Description
A wholesome and flavorful Healthy Shrimp Rice Casserole with a medley of sautéed vegetables, aromatic spices, tender shrimp, and melted feta cheese. This baked dish balances protein, veggies, and grains for a nutritious and satisfying meal that’s perfect for weeknight dinners or meal prep.
Ingredients
Scale
Rice
- 1 cup long grain white rice, dry (preferably basmati)
Shrimp and Veggies
- 1 pound shrimp, thawed with tails and shells removed (pre-cooked or raw)
- 2 Tbsp olive oil
- 4 large cloves garlic, minced
- 1 small yellow onion, diced
- 2 medium bell peppers, cored and chopped
- 1 tsp oregano
- 1 tsp chili powder
- 1/2 tsp cumin
- Salt and pepper, to taste
- 3 cups baby spinach
Sauce and Cheese
- 2 cups tomato sauce (marinara recommended)
- 5 ounces feta cheese (about 150 grams)
Garnish
- Fresh basil, chopped, for garnish
Instructions
- Cook rice: Rinse the long grain white rice thoroughly under cold water. Cook according to package instructions, typically about 15-20 minutes, until tender and fluffy. Drain any excess water if needed and set aside.
- Preheat oven: Set your oven to 350°F (175°C) to prepare for baking the casserole later.
- Cook veggies: In a large skillet or pan over medium-high heat, warm 2 tablespoons of olive oil. Add minced garlic, diced onion, and chopped bell peppers along with oregano, chili powder, and cumin. Sauté for about 7 minutes until the vegetables are tender and aromatic. Add the baby spinach last and cook for an additional 2 minutes until the spinach wilts.
- Cook shrimp (if using raw): Transfer the cooked vegetables to a large casserole dish. Using the same pan, cook raw shrimp for 1-2 minutes per side until they turn pink and are opaque throughout. Work in batches if necessary. If using pre-cooked shrimp, skip this step and add shrimp directly in the casserole dish later.
- Combine ingredients: Add the cooked rice, shrimp (cooked or pre-cooked), tomato sauce, and sautéed vegetables into the large casserole dish. Season generously with salt and pepper. Toss or stir well to ensure everything is evenly combined. Break the feta cheese into small pieces and sprinkle over the top of the casserole evenly.
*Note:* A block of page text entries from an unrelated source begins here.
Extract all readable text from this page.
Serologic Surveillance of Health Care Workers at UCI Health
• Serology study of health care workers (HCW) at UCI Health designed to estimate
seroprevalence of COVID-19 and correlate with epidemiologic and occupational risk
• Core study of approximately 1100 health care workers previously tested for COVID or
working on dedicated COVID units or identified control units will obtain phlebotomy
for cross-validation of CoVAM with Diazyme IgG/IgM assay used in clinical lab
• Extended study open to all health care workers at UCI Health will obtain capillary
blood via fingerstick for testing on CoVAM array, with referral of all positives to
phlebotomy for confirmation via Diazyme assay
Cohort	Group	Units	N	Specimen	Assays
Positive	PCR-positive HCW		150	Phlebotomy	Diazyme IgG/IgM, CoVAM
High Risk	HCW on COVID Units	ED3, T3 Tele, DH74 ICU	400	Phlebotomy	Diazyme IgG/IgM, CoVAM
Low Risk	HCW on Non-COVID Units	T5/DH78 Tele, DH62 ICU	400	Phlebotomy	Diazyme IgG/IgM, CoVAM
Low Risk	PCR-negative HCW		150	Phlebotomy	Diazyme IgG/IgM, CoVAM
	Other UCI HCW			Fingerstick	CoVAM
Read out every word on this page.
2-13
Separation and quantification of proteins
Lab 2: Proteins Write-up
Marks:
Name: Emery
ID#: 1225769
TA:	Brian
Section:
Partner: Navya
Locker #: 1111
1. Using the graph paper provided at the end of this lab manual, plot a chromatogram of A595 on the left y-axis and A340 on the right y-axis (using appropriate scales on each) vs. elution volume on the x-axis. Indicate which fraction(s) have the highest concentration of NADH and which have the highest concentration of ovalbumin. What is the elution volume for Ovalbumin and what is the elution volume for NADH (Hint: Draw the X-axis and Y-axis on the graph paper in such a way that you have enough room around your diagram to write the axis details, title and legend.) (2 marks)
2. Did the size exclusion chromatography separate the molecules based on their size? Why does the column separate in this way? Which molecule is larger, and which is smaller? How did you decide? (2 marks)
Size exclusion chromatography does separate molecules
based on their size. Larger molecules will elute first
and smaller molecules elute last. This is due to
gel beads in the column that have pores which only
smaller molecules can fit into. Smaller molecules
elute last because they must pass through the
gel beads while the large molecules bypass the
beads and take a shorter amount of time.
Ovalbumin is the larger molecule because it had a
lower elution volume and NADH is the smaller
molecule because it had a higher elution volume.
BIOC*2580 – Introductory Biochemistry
- Bake: Place the casserole dish into the preheated oven and bake for 20 minutes. This allows the flavors to meld, the cheese to melt and slightly brown, and the dish to heat through thoroughly.
- Serve: Remove from the oven and garnish with freshly chopped basil leaves. Optionally, add extra cracked black pepper to taste. Serve hot and enjoy your healthy shrimp rice casserole!
Notes
- You can use pre-cooked shrimp to save time; just add them directly into the casserole dish without additional cooking.
- Using basmati or another fragrant long grain rice adds extra aroma and texture to the dish.
- Adjust the spices to your taste, adding more chili powder for heat if desired.
- For a lower fat option, use less olive oil or substitute with a cooking spray.
- Leftovers store well in the fridge for up to 3 days and can be reheated in the oven or microwave.